Top veg and herbs for planting a winter garden

While we associate growth and abundance with springtime, there are plenty of hardy plants that do well in the UK climate all year round – and many of them are delicious when sautéed, stir fried or baked in the oven.

Here are some useful tips on the best veg to grow in winter, whether you have outdoor space to spare or just enough room to squeeze in a modest herb pallet wall.

Meet the hardy bunch

Broccoli, cabbages and kale have more in common than topping the list of ingredients in a Gen-Z’s smoothie; they are all easy winter vegetables to grow as they tend to cope well with whatever the British weather throws at them.

Leeks, parsnips, and Brussels sprouts are also a good bet, although sprouts prefer to bed down under a cloche or fleece. Still, they are worth persevering with as - like most vegetables - they taste a lot better when harvested from your own garden, than simply checked out of the supermarket bagging area. Plus, you don’t need to wear a face mask to veg shop in your own garden.

Chard and rocket can also live through winter with a little protection, such as a cloche or a layer of horticultural fleece blanket. There’s even a chard called ‘perpetual spinach’, which as its name suggests is incredibly long-lasting and tolerant of learner gardeners who are still to earn their green fingers.

For salad lovers, it’s worth noting that if your leaves are a little tough on harvesting, they can be cooked – think ‘just like spinach’.

Avoid shrivelling wrecks

Carrotsonionsturnips and winter squash can also be grown to enjoy in winter if stored correctly.


Once lifted, simply remove any foliage, and shake off the loose soil.
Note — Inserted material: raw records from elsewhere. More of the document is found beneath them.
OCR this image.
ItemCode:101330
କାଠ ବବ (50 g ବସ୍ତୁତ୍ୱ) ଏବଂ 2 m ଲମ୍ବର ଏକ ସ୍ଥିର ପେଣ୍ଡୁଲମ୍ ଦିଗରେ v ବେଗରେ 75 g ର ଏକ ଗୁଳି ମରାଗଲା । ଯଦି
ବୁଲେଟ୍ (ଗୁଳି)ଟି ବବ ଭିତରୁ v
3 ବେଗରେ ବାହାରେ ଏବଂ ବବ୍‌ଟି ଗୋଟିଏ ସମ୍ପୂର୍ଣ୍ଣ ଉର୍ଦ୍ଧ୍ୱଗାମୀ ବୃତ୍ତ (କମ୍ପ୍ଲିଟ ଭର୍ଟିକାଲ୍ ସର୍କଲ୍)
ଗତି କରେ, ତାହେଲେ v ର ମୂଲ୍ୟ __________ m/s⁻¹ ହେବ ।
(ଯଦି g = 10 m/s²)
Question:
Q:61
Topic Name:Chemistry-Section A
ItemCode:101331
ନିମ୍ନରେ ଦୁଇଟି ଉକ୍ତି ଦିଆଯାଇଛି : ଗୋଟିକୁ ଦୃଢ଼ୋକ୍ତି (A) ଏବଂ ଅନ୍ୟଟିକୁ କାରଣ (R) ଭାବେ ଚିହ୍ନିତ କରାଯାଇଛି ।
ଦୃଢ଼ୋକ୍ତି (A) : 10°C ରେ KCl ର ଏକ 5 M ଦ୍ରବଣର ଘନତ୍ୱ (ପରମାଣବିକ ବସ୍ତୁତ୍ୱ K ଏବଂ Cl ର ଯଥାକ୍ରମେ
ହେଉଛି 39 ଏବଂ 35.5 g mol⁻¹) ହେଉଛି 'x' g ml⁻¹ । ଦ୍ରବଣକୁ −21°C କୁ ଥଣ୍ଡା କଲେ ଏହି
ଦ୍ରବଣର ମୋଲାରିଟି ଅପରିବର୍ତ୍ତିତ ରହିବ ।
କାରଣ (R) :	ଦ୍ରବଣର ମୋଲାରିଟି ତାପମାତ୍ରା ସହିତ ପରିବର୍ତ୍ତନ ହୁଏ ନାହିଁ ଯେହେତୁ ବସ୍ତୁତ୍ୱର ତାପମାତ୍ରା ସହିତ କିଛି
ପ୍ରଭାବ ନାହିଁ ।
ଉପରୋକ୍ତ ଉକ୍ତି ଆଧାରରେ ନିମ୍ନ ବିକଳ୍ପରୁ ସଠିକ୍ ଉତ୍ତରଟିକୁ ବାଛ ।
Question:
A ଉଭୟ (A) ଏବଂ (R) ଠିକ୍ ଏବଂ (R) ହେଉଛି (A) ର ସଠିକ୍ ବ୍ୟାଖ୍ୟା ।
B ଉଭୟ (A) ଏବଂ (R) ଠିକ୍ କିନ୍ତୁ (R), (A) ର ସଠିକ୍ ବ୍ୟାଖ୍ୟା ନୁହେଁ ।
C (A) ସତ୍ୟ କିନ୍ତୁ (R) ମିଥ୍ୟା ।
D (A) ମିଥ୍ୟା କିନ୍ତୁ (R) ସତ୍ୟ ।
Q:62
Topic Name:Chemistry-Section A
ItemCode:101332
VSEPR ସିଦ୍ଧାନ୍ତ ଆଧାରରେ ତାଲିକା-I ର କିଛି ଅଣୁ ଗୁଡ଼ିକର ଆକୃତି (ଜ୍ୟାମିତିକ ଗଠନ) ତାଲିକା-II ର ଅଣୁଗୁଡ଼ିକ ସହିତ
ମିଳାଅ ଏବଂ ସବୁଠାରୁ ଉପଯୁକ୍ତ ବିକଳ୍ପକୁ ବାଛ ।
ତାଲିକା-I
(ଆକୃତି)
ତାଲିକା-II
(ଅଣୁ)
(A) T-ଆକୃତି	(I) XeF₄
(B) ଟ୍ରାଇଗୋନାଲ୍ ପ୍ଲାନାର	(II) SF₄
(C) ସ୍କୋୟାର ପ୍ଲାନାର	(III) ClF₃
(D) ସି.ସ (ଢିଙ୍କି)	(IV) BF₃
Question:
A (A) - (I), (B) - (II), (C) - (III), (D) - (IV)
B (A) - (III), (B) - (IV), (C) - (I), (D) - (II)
Then, to prevent any shrivelling, store your roots in boxes, packing them in layers of moist sand or peat substitute (gardeners are asked to use a peat alternative as extracting the real stuff releases huge amounts of CO2 into the atmosphere).


Once packed, boxes can be stored in any frost-free dark place, such as a shed or cellar.
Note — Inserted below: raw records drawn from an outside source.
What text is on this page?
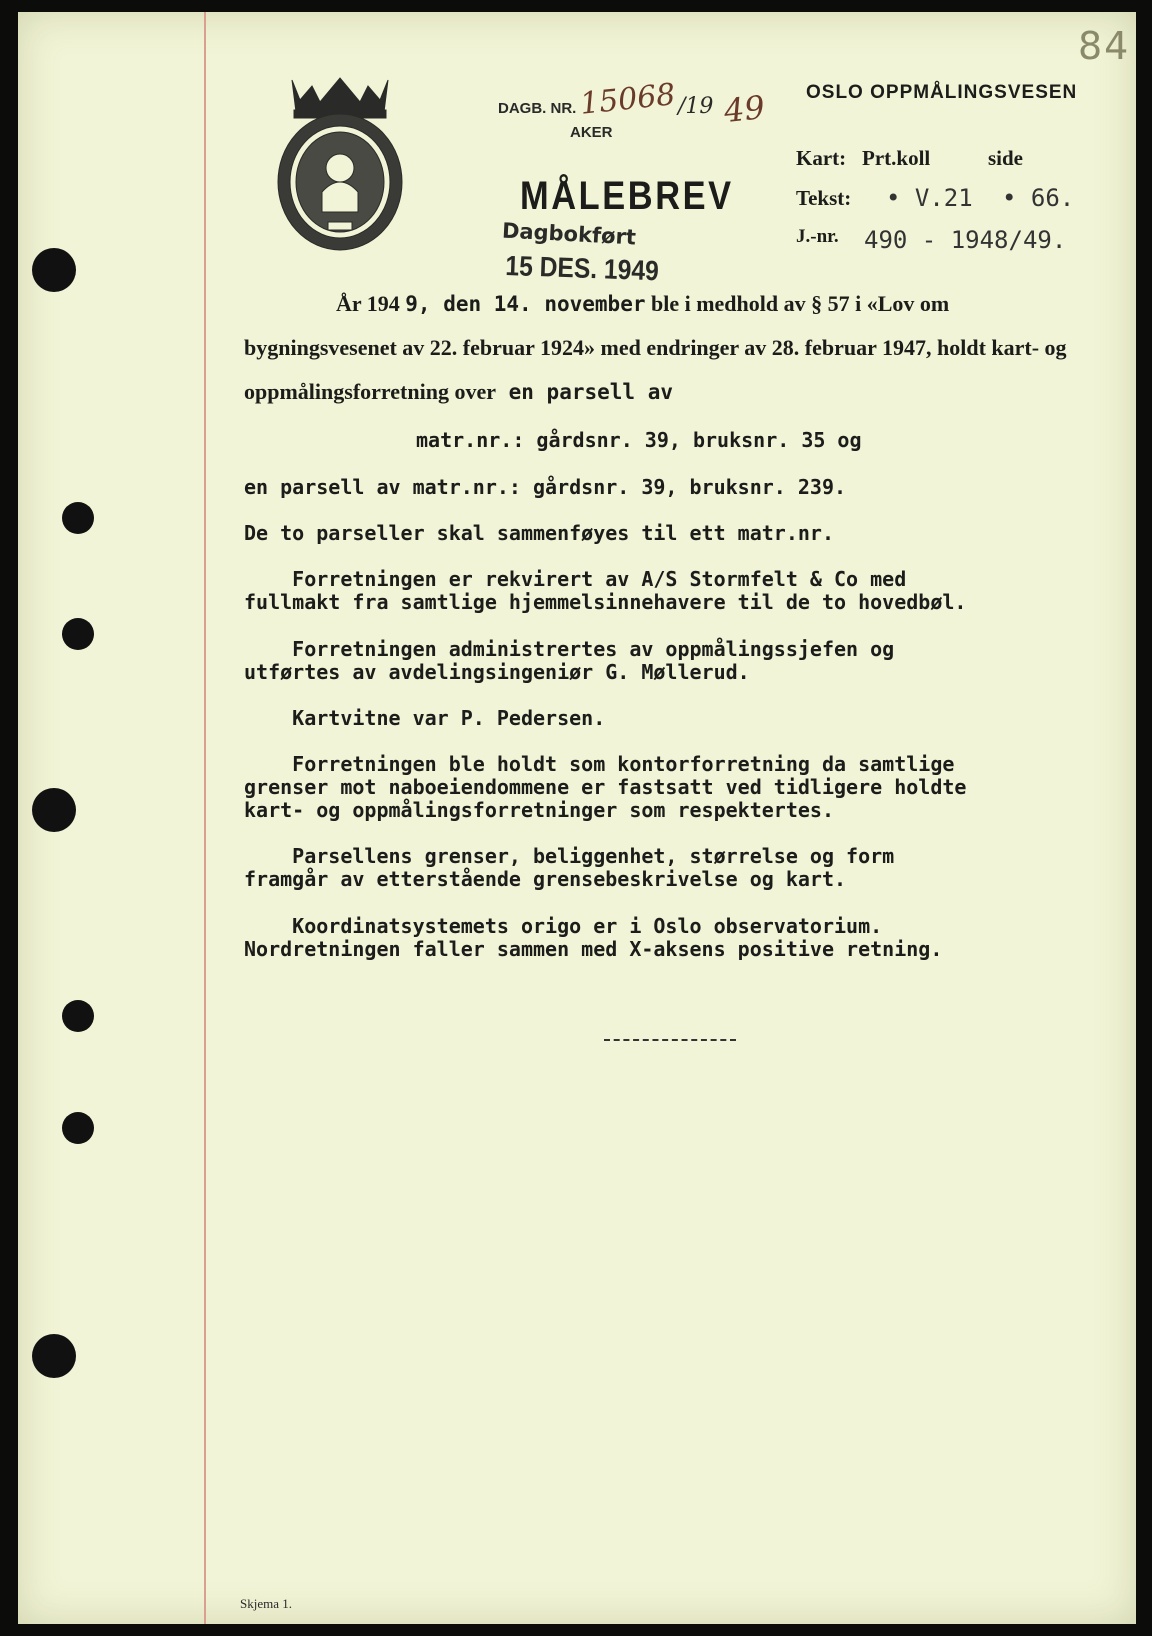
84
DAGB. NR. 15068 /19 49
AKER
MÅLEBREV
Dagbokført
15 DES. 1949
OSLO OPPMÅLINGSVESEN
Kart: Prt.koll	side
Tekst: • V.21 • 66.
J.-nr. 490 - 1948/49.

År 194 9, den 14. november ble i medhold av § 57 i «Lov om bygningsvesenet av 22. februar 1924» med endringer av 28. februar 1947, holdt kart- og oppmålingsforretning over en parsell av

matr.nr.: gårdsnr. 39, bruksnr. 35 og
en parsell av matr.nr.: gårdsnr. 39, bruksnr. 239.
De to parseller skal sammenføyes til ett matr.nr.
Forretningen er rekvirert av A/S Stormfelt & Co med
fullmakt fra samtlige hjemmelsinnehavere til de to hovedbøl.
Forretningen administrertes av oppmålingssjefen og
utførtes av avdelingsingeniør G. Møllerud.
Kartvitne var P. Pedersen.
Forretningen ble holdt som kontorforretning da samtlige
grenser mot naboeiendommene er fastsatt ved tidligere holdte
kart- og oppmålingsforretninger som respektertes.
Parsellens grenser, beliggenhet, størrelse og form
framgår av etterstående grensebeskrivelse og kart.
Koordinatsystemets origo er i Oslo observatorium.
Nordretningen faller sammen med X-aksens positive retning.
Skjema 1.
Plot for success, whatever its size…

If you have a large plot… polytunnels and greenhouses are ideal for over-wintering slightly more sensitive plants, such as lettuces and broad beans.

They can also extend your growing season, by providing the right environment in which to grow plants from seed until they are ready to plant out in the garden. A greenhouse or polytunnel also gives you the ready excuse of ‘attending to vital matters of horticulture’ whenever it’s time to take out the bins, walk the dog, do the dishes… or whatever other household task you’d rather avoid, in your cosy greenhouse or polytunnel, with a flask of tea.
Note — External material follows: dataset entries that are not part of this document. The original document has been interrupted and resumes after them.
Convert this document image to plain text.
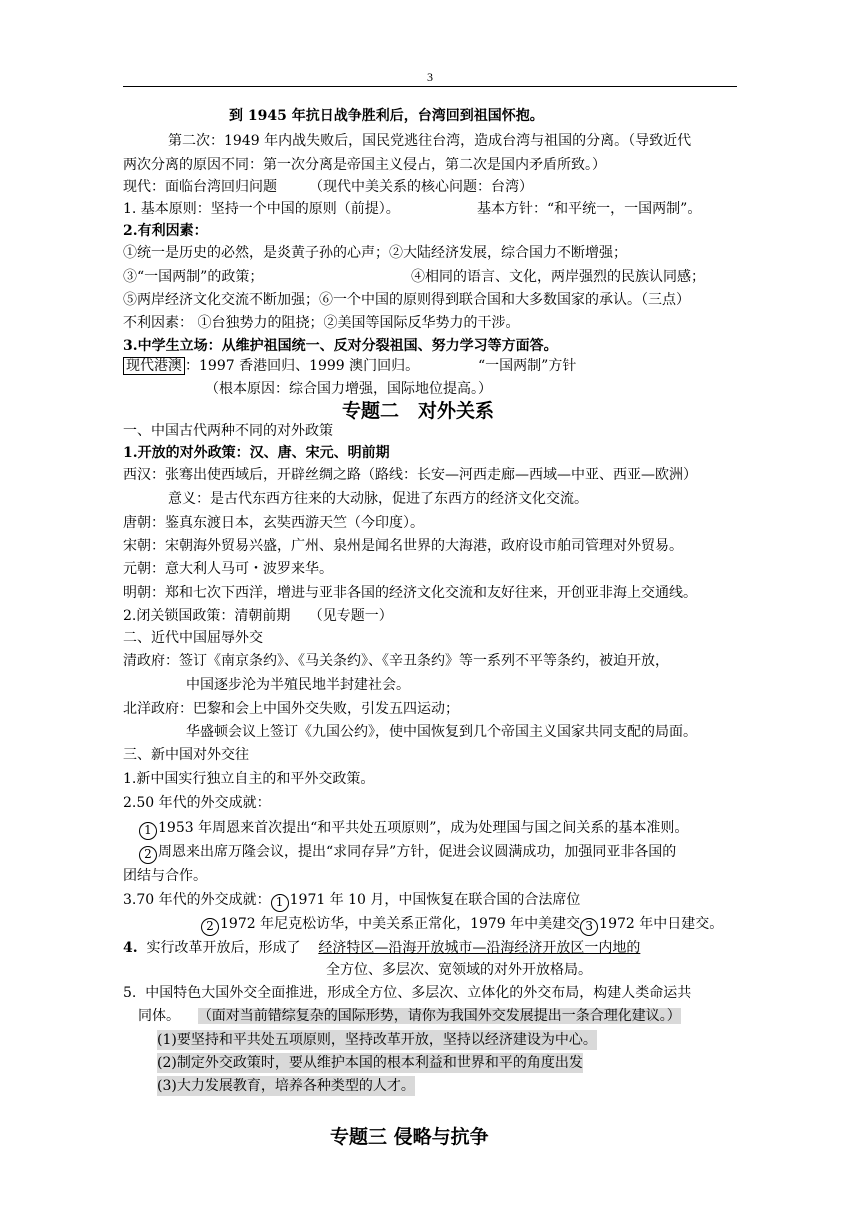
3
到 1945 年抗日战争胜利后，台湾回到祖国怀抱。
第二次：1949 年内战失败后，国民党逃往台湾，造成台湾与祖国的分离。（导致近代
两次分离的原因不同：第一次分离是帝国主义侵占，第二次是国内矛盾所致。）
现代：面临台湾回归问题 （现代中美关系的核心问题：台湾）
1. 基本原则：坚持一个中国的原则（前提）。	基本方针：“和平统一，一国两制”。
2.有利因素：
①统一是历史的必然，是炎黄子孙的心声；②大陆经济发展，综合国力不断增强；
③“一国两制”的政策；	④相同的语言、文化，两岸强烈的民族认同感；
⑤两岸经济文化交流不断加强；⑥一个中国的原则得到联合国和大多数国家的承认。（三点）
不利因素： ①台独势力的阻挠；②美国等国际反华势力的干涉。
3.中学生立场：从维护祖国统一、反对分裂祖国、努力学习等方面答。
现代港澳 ：1997 香港回归、1999 澳门回归。	“一国两制”方针
（根本原因：综合国力增强，国际地位提高。）
专题二　对外关系
一、中国古代两种不同的对外政策
1.开放的对外政策：汉、唐、宋元、明前期
西汉：张骞出使西域后，开辟丝绸之路（路线：长安—河西走廊—西域—中亚、西亚—欧洲）
意义：是古代东西方往来的大动脉，促进了东西方的经济文化交流。
唐朝：鉴真东渡日本，玄奘西游天竺（今印度）。
宋朝：宋朝海外贸易兴盛，广州、泉州是闻名世界的大海港，政府设市舶司管理对外贸易。
元朝：意大利人马可・波罗来华。
明朝：郑和七次下西洋，增进与亚非各国的经济文化交流和友好往来，开创亚非海上交通线。
2.闭关锁国政策：清朝前期　 （见专题一）
二、近代中国屈辱外交
清政府：签订《南京条约》、《马关条约》、《辛丑条约》等一系列不平等条约，被迫开放，
中国逐步沦为半殖民地半封建社会。
北洋政府：巴黎和会上中国外交失败，引发五四运动；
华盛顿会议上签订《九国公约》，使中国恢复到几个帝国主义国家共同支配的局面。
三、新中国对外交往
1.新中国实行独立自主的和平外交政策。
2.50 年代的外交成就：
1 1953 年周恩来首次提出“和平共处五项原则”，成为处理国与国之间关系的基本准则。
2 周恩来出席万隆会议，提出“求同存异”方针，促进会议圆满成功，加强同亚非各国的
团结与合作。
3.70 年代的外交成就： 1 1971 年 10 月，中国恢复在联合国的合法席位
2 1972 年尼克松访华，中美关系正常化，1979 年中美建交 3 1972 年中日建交。
4. 实行改革开放后，形成了 经济特区—沿海开放城市—沿海经济开放区一内地的
全方位、多层次、宽领域的对外开放格局。
5. 中国特色大国外交全面推进，形成全方位、多层次、立体化的外交布局，构建人类命运共
同体。 （面对当前错综复杂的国际形势，请你为我国外交发展提出一条合理化建议。）
(1)要坚持和平共处五项原则，坚持改革开放，坚持以经济建设为中心。
(2)制定外交政策时，要从维护本国的根本利益和世界和平的角度出发
(3)大力发展教育，培养各种类型的人才。
专题三 侵略与抗争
You could even have a go at building your own polytunnel, using a steel or wood frame and plastic sheeting. On wet and windy days, you’ll be glad you made the effort.

If space is limited… consider making a vertical herb garden out of pallets.

You’ll find plenty of inspiration on social media. But far from being a passing trend, these herb planters offer a really practical solution for smaller spaces and can be put together for just a few pounds.

When it comes to which herbs to grow in winter, mint, thyme, lemon balm, sage and chives are all very hard to kill - and oregano and parsley will also put up a good fight, even in cooler climates.

However, your herbs will go dormant during winter months before coming back with new growth in the spring. To enjoy fresh herbs all year-round, simply transfer your plants to containers and keep them on a sunny windowsill, ideally in your kitchen.

Enjoy the fruits – and veg - of your labour

It’s also worth remembering that you don’t need to be an expert gardener to enjoy the benefits of being outside. So instead of planting yourself in front of the TV, why not get out into the garden and plant something else?


Gardening is the ideal stress buster – and unless you’re obsessed with the Rothschild's slipper orchid (at £3,500 per plant) it’s also a lot cheaper than therapy. Plus, a well-kept and well-stocked garden can add thousands of pounds to the value and to your property – and in the current climate, they are more desirable than ever.